Learning Acoustic Scattering Fields for Dynamic Interactive Sound Propagation

TL;DR

This paper introduces a hybrid neural network and ray tracing method for real-time, dynamic sound propagation that captures complex acoustic effects with high efficiency and perceptual realism.

Contribution

It proposes a novel neural network-based scattered field representation combined with geometric deep learning for interactive sound simulation in dynamic scenes.

Findings

Achieves real-time performance with minimal overhead.

Accurately models diffraction and occlusion effects.
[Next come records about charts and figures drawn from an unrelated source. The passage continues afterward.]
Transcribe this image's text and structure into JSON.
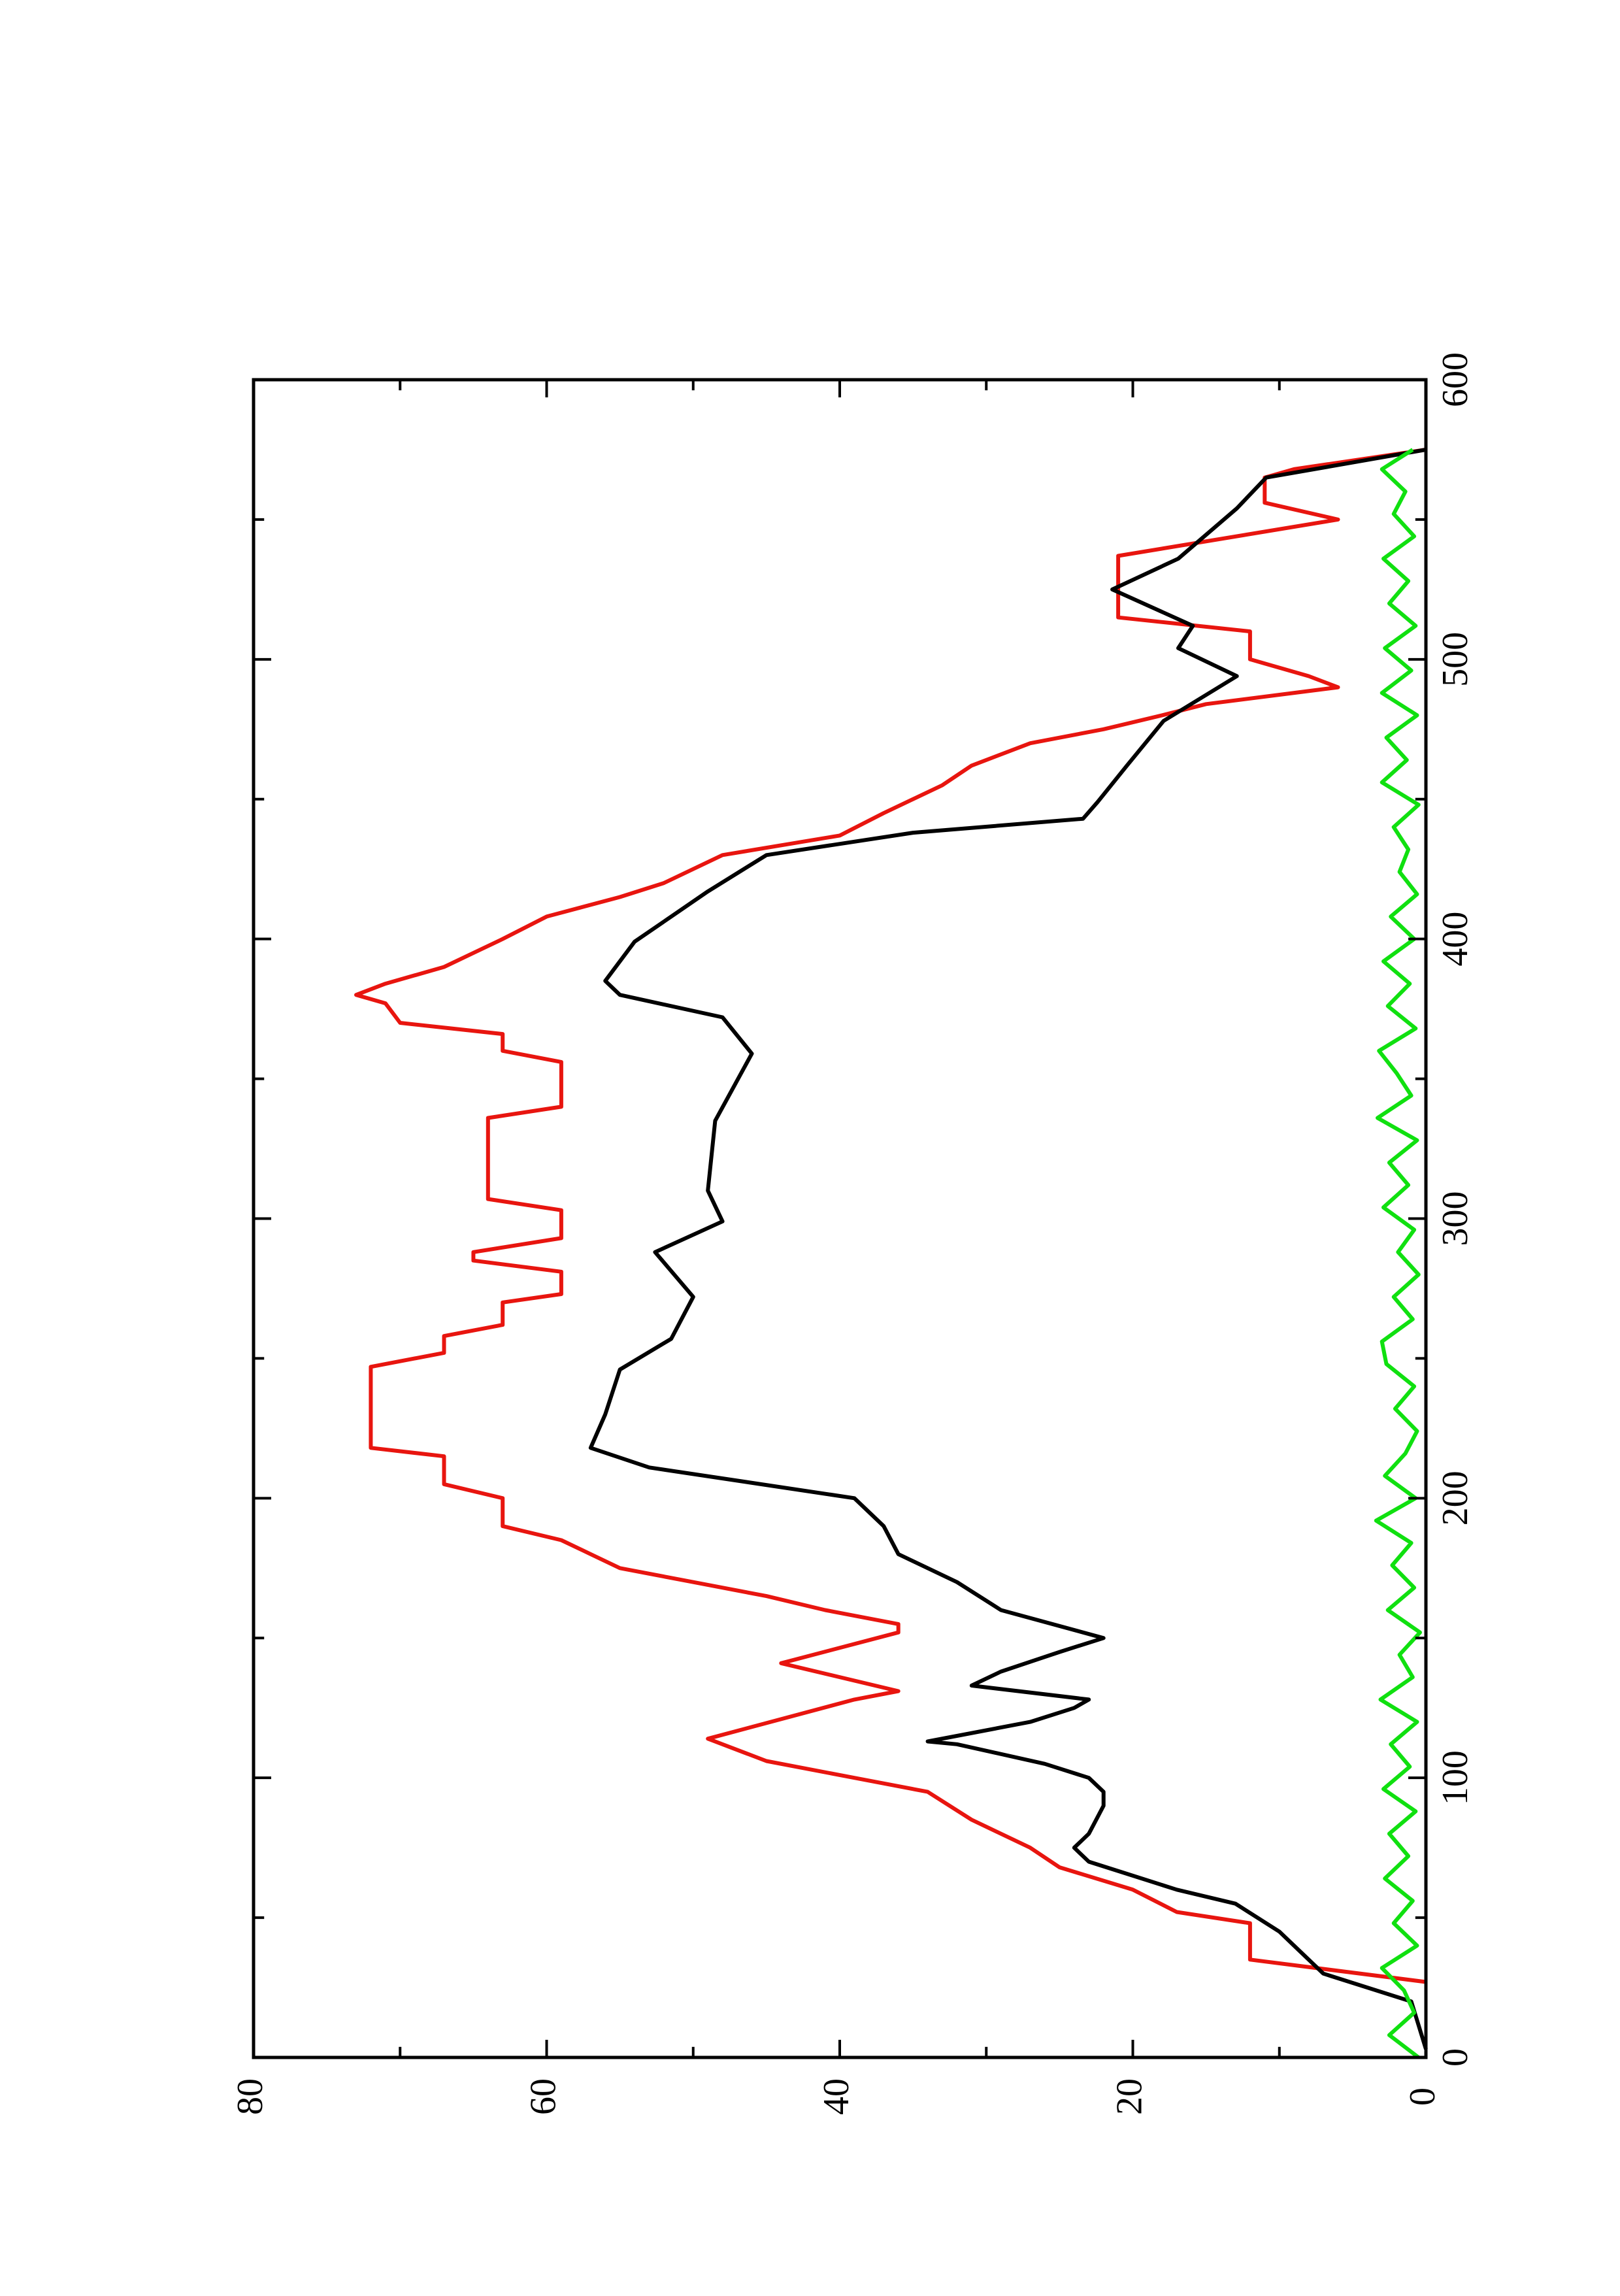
{
  "chart_data": {
    "type": "line",
    "rotated": true,
    "xlim": [
      0,
      600
    ],
    "xticks": [
      0,
      100,
      200,
      300,
      400,
      500,
      600
    ],
    "xminor": [
      50,
      150,
      250,
      350,
      450,
      550
    ],
    "ylim": [
      0,
      80
    ],
    "yticks": [
      0,
      20,
      40,
      60,
      80
    ],
    "yminor": [
      10,
      30,
      50,
      70
    ],
    "series": [
      {
        "color": "#e8150f",
        "x": [
          27,
          35,
          48,
          52,
          60,
          68,
          75,
          85,
          95,
          100,
          106,
          114,
          128,
          131,
          141,
          152,
          155,
          160,
          165,
          170,
          175,
          180,
          185,
          190,
          200,
          205,
          215,
          218,
          247,
          252,
          258,
          262,
          270,
          273,
          281,
          285,
          288,
          293,
          303,
          307,
          336,
          340,
          356,
          360,
          366,
          370,
          377,
          380,
          384,
          390,
          395,
          400,
          408,
          415,
          420,
          430,
          437,
          445,
          455,
          462,
          470,
          475,
          480,
          484,
          490,
          494,
          500,
          510,
          515,
          537,
          550,
          556,
          565,
          568,
          575
        ],
        "values": [
          0,
          12,
          12,
          17,
          20,
          25,
          27,
          31,
          34,
          39,
          45,
          49,
          39,
          36,
          44,
          36,
          36,
          41,
          45,
          50,
          55,
          57,
          59,
          63,
          63,
          67,
          67,
          72,
          72,
          67,
          67,
          63,
          63,
          59,
          59,
          65,
          65,
          59,
          59,
          64,
          64,
          59,
          59,
          63,
          63,
          70,
          71,
          73,
          71,
          67,
          65,
          63,
          60,
          55,
          52,
          48,
          40,
          37,
          33,
          31,
          27,
          22,
          18,
          15,
          6,
          8,
          12,
          12,
          21,
          21,
          6,
          11,
          11,
          9,
          0
        ]
      },
      {
        "color": "#000000",
        "x": [
          3,
          20,
          30,
          40,
          45,
          55,
          60,
          65,
          70,
          75,
          80,
          90,
          95,
          100,
          105,
          112,
          113,
          120,
          125,
          128,
          133,
          138,
          145,
          150,
          160,
          170,
          180,
          190,
          200,
          211,
          218,
          230,
          246,
          257,
          272,
          288,
          299,
          310,
          335,
          359,
          372,
          380,
          385,
          399,
          417,
          430,
          438,
          443,
          449,
          462,
          478,
          494,
          504,
          512,
          525,
          536,
          554,
          565,
          575
        ],
        "values": [
          0,
          1,
          7,
          9,
          10,
          13,
          17,
          20,
          23,
          24,
          23,
          22,
          22,
          23,
          26,
          32,
          34,
          27,
          24,
          23,
          31,
          29,
          25,
          22,
          29,
          32,
          36,
          37,
          39,
          53,
          57,
          56,
          55,
          51.5,
          50,
          52.6,
          48,
          49,
          48.5,
          46,
          48,
          55,
          56,
          54,
          49,
          45,
          35,
          23.4,
          22.4,
          20.4,
          17.9,
          12.9,
          16.9,
          15.9,
          21.4,
          16.9,
          12.9,
          10.9,
          0
        ]
      },
      {
        "color": "#10e010",
        "x": [
          0,
          8,
          16,
          24,
          32,
          40,
          48,
          56,
          64,
          72,
          80,
          88,
          96,
          104,
          112,
          120,
          128,
          136,
          144,
          152,
          160,
          168,
          176,
          184,
          192,
          200,
          208,
          216,
          224,
          232,
          240,
          248,
          256,
          264,
          272,
          280,
          288,
          296,
          304,
          312,
          320,
          328,
          336,
          344,
          352,
          360,
          368,
          376,
          384,
          392,
          400,
          408,
          416,
          424,
          432,
          440,
          448,
          456,
          464,
          472,
          480,
          488,
          496,
          504,
          512,
          520,
          528,
          536,
          544,
          552,
          560,
          568,
          575
        ],
        "values": [
          0.5,
          2.5,
          0.8,
          1.5,
          3,
          0.6,
          2.2,
          0.9,
          2.8,
          1.2,
          2.5,
          0.7,
          2.9,
          1.1,
          2.4,
          0.6,
          3.1,
          0.9,
          1.8,
          0.4,
          2.6,
          0.8,
          2.3,
          1.0,
          3.4,
          0.7,
          2.8,
          1.4,
          0.6,
          2.1,
          0.8,
          2.7,
          3.0,
          0.9,
          2.2,
          0.5,
          1.9,
          0.8,
          2.9,
          1.2,
          2.5,
          0.6,
          3.3,
          1.0,
          2.0,
          3.2,
          0.7,
          2.6,
          1.1,
          2.9,
          0.8,
          2.4,
          0.6,
          1.8,
          1.2,
          2.2,
          0.5,
          3.0,
          1.3,
          2.7,
          0.6,
          3.0,
          1.0,
          2.8,
          0.7,
          2.5,
          1.2,
          2.9,
          0.8,
          2.2,
          1.4,
          3.0,
          0.9
        ]
      }
    ]
  }
}
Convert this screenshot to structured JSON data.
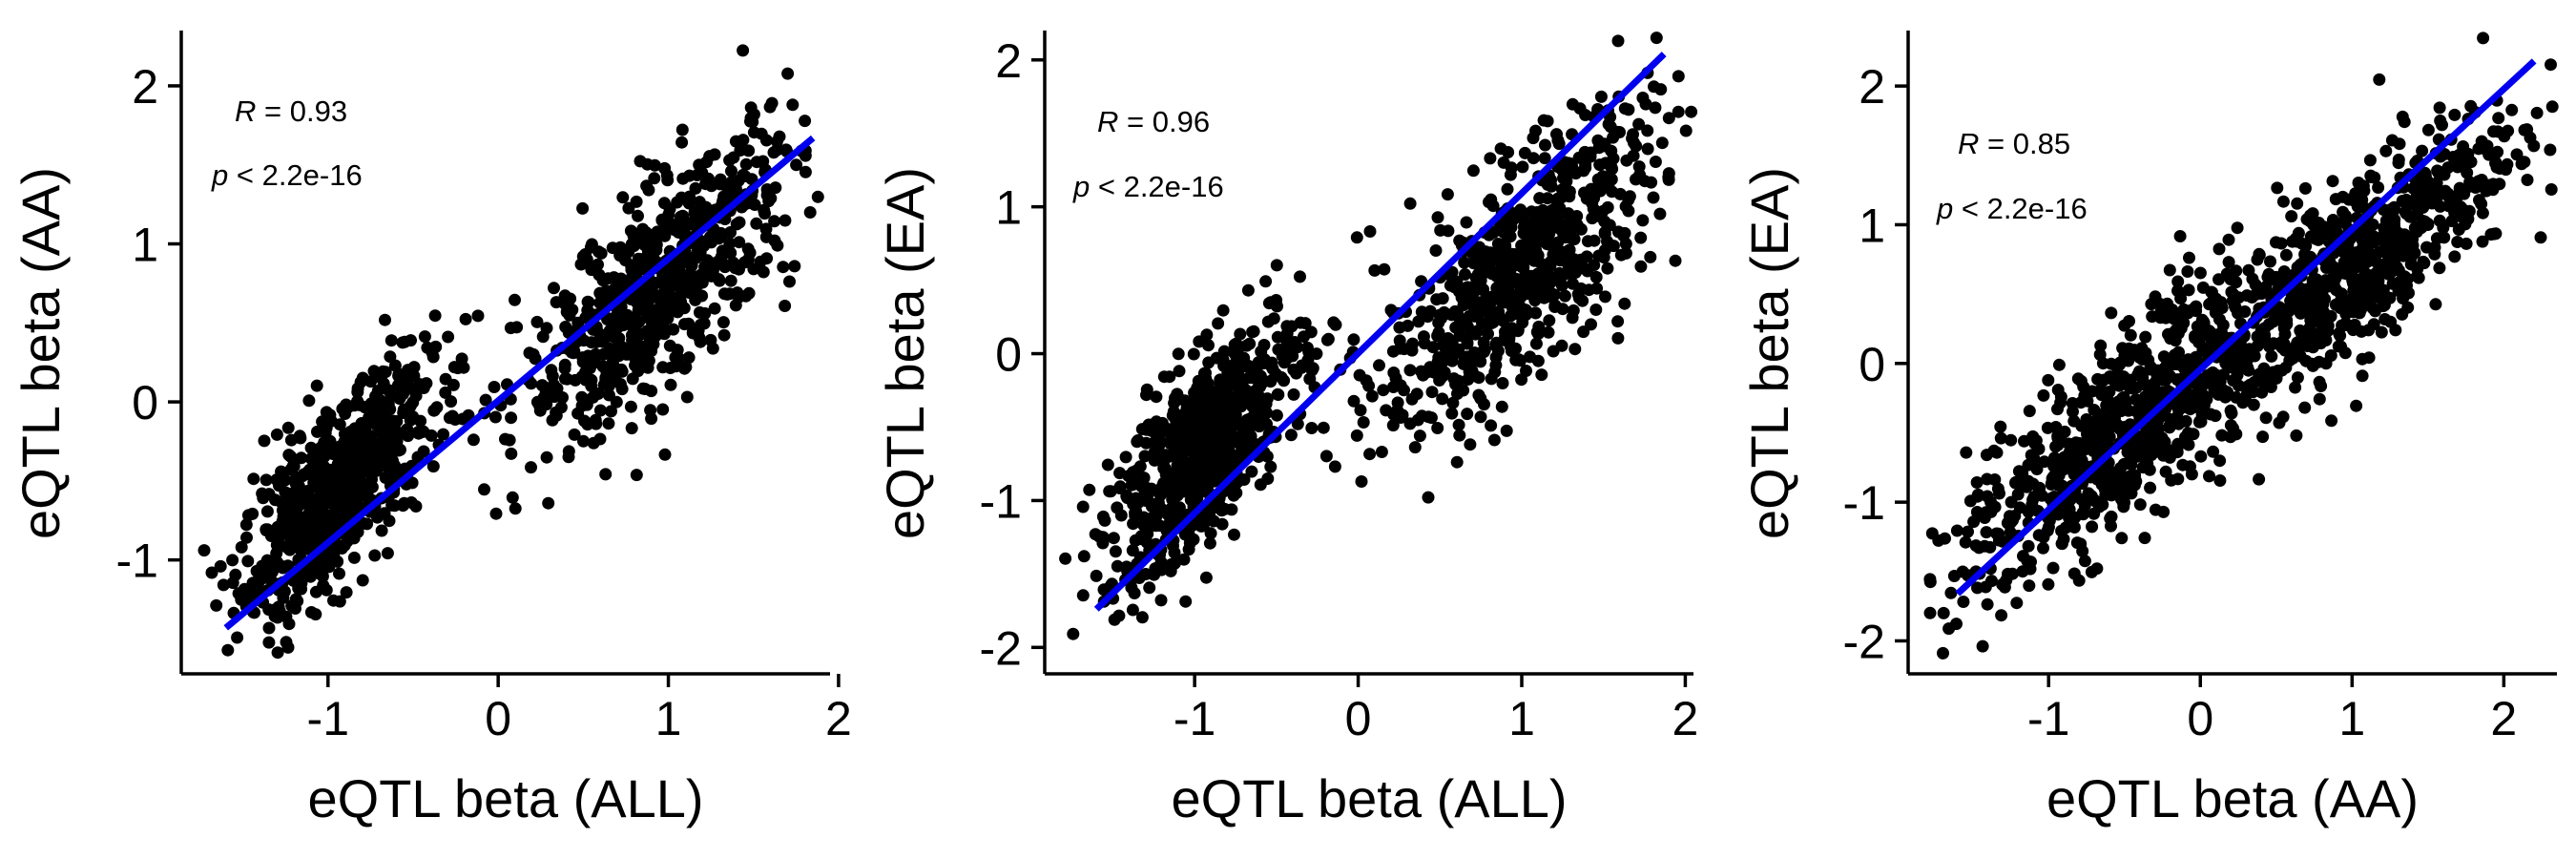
{
  "chart_data": [
    {
      "type": "scatter",
      "xlabel": "eQTL beta (ALL)",
      "ylabel": "eQTL beta (AA)",
      "xlim": [
        -1.75,
        1.95
      ],
      "ylim": [
        -1.6,
        2.35
      ],
      "x_ticks": [
        -1,
        0,
        1,
        2
      ],
      "x_tick_labels": [
        "-1",
        "0",
        "1",
        "2"
      ],
      "y_ticks": [
        -1,
        0,
        1,
        2
      ],
      "y_tick_labels": [
        "-1",
        "0",
        "1",
        "2"
      ],
      "annotation": {
        "r_symbol": "R",
        "r_text": " = 0.93",
        "p_symbol": "p",
        "p_text": " < 2.2e-16"
      },
      "fit_line": {
        "x": [
          -1.6,
          1.85
        ],
        "y": [
          -1.43,
          1.67
        ],
        "color": "#0000ee"
      },
      "cluster_summary": [
        {
          "x_range": [
            -1.55,
            -0.35
          ],
          "y_range": [
            -1.6,
            0.45
          ],
          "slope": 1.15
        },
        {
          "x_range": [
            0.1,
            1.8
          ],
          "y_range": [
            -0.5,
            1.95
          ],
          "slope": 1.0
        }
      ],
      "grid": false,
      "legend": "none"
    },
    {
      "type": "scatter",
      "xlabel": "eQTL beta (ALL)",
      "ylabel": "eQTL beta (EA)",
      "xlim": [
        -1.8,
        2.05
      ],
      "ylim": [
        -2.05,
        2.2
      ],
      "x_ticks": [
        -1,
        0,
        1,
        2
      ],
      "x_tick_labels": [
        "-1",
        "0",
        "1",
        "2"
      ],
      "y_ticks": [
        -2,
        -1,
        0,
        1,
        2
      ],
      "y_tick_labels": [
        "-2",
        "-1",
        "0",
        "1",
        "2"
      ],
      "annotation": {
        "r_symbol": "R",
        "r_text": " = 0.96",
        "p_symbol": "p",
        "p_text": " < 2.2e-16"
      },
      "fit_line": {
        "x": [
          -1.6,
          1.87
        ],
        "y": [
          -1.74,
          2.04
        ],
        "color": "#0000ee"
      },
      "cluster_summary": [
        {
          "x_range": [
            -1.6,
            -0.3
          ],
          "y_range": [
            -1.85,
            0.55
          ],
          "slope": 1.2
        },
        {
          "x_range": [
            0.1,
            1.85
          ],
          "y_range": [
            -0.85,
            1.95
          ],
          "slope": 1.05
        }
      ],
      "grid": false,
      "legend": "none"
    },
    {
      "type": "scatter",
      "xlabel": "eQTL beta (AA)",
      "ylabel": "eQTL beta (EA)",
      "xlim": [
        -1.8,
        2.35
      ],
      "ylim": [
        -2.1,
        2.4
      ],
      "x_ticks": [
        -1,
        0,
        1,
        2
      ],
      "x_tick_labels": [
        "-1",
        "0",
        "1",
        "2"
      ],
      "y_ticks": [
        -2,
        -1,
        0,
        1,
        2
      ],
      "y_tick_labels": [
        "-2",
        "-1",
        "0",
        "1",
        "2"
      ],
      "annotation": {
        "r_symbol": "R",
        "r_text": " = 0.85",
        "p_symbol": "p",
        "p_text": " < 2.2e-16"
      },
      "fit_line": {
        "x": [
          -1.6,
          2.2
        ],
        "y": [
          -1.66,
          2.18
        ],
        "color": "#0000ee"
      },
      "cluster_summary": [
        {
          "x_range": [
            -1.65,
            0.6
          ],
          "y_range": [
            -1.85,
            0.9
          ],
          "slope": 0.95
        },
        {
          "x_range": [
            -0.2,
            2.15
          ],
          "y_range": [
            -0.6,
            1.95
          ],
          "slope": 0.95
        }
      ],
      "grid": false,
      "legend": "none"
    }
  ]
}
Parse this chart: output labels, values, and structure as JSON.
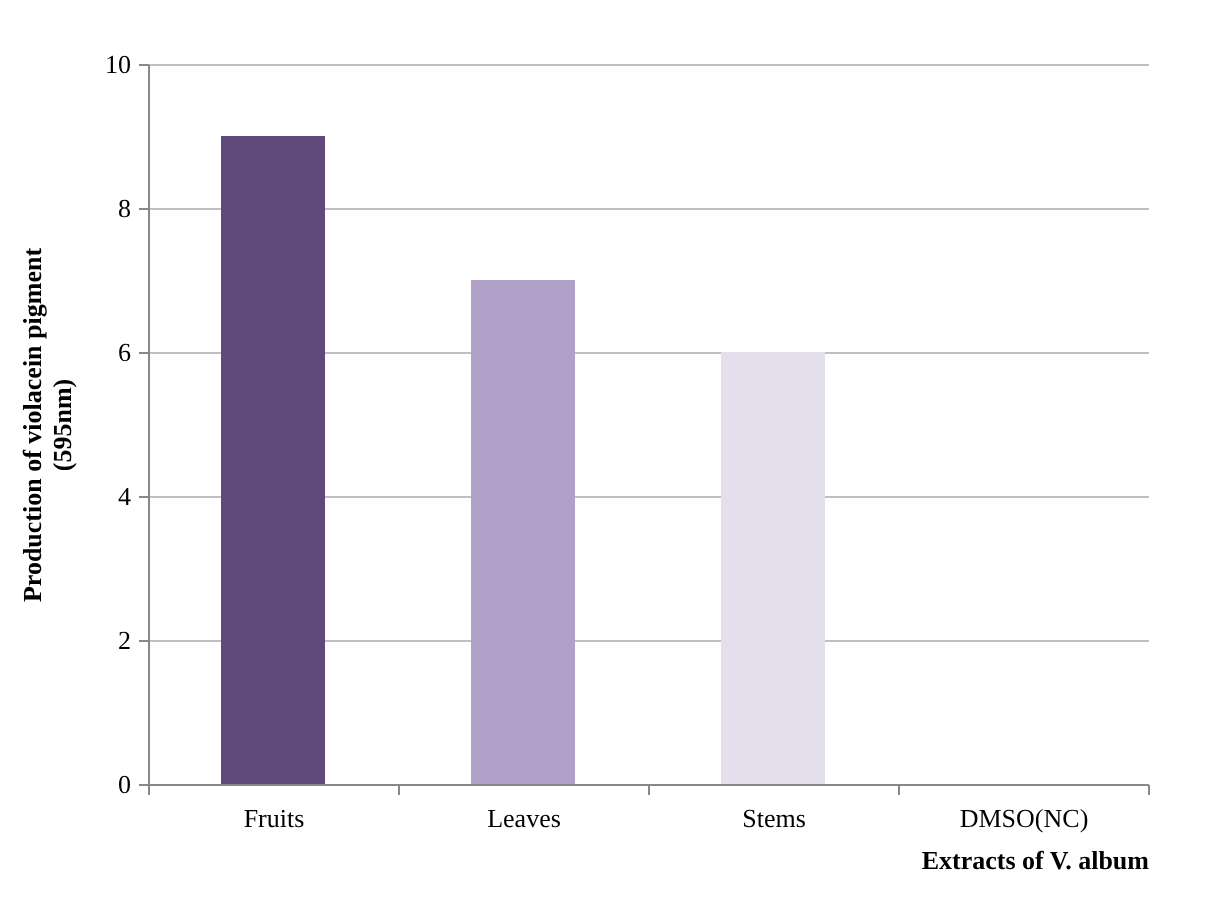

User study confirms perceptual improvements.

Abstract

We present a novel hybrid sound propagation algorithm for interactive applications. Our approach is designed for dynamic scenes and uses a neural network-based learned scattered field representation along with ray tracing to generate specular, diffuse, diffraction, and occlusion effects efficiently. We use geometric deep learning to approximate the acoustic scattering field using spherical harmonics. We use a large 3D dataset for training, and compare its accuracy with the ground truth generated using an accurate wave-based solver. The additional overhead of computing the learned scattered field at runtime is small and we demonstrate its interactive performance by generating plausible sound effects in dynamic scenes with diffraction and occlusion effects. We demonstrate the perceptual benefits of our approach based on an audio-visual user study.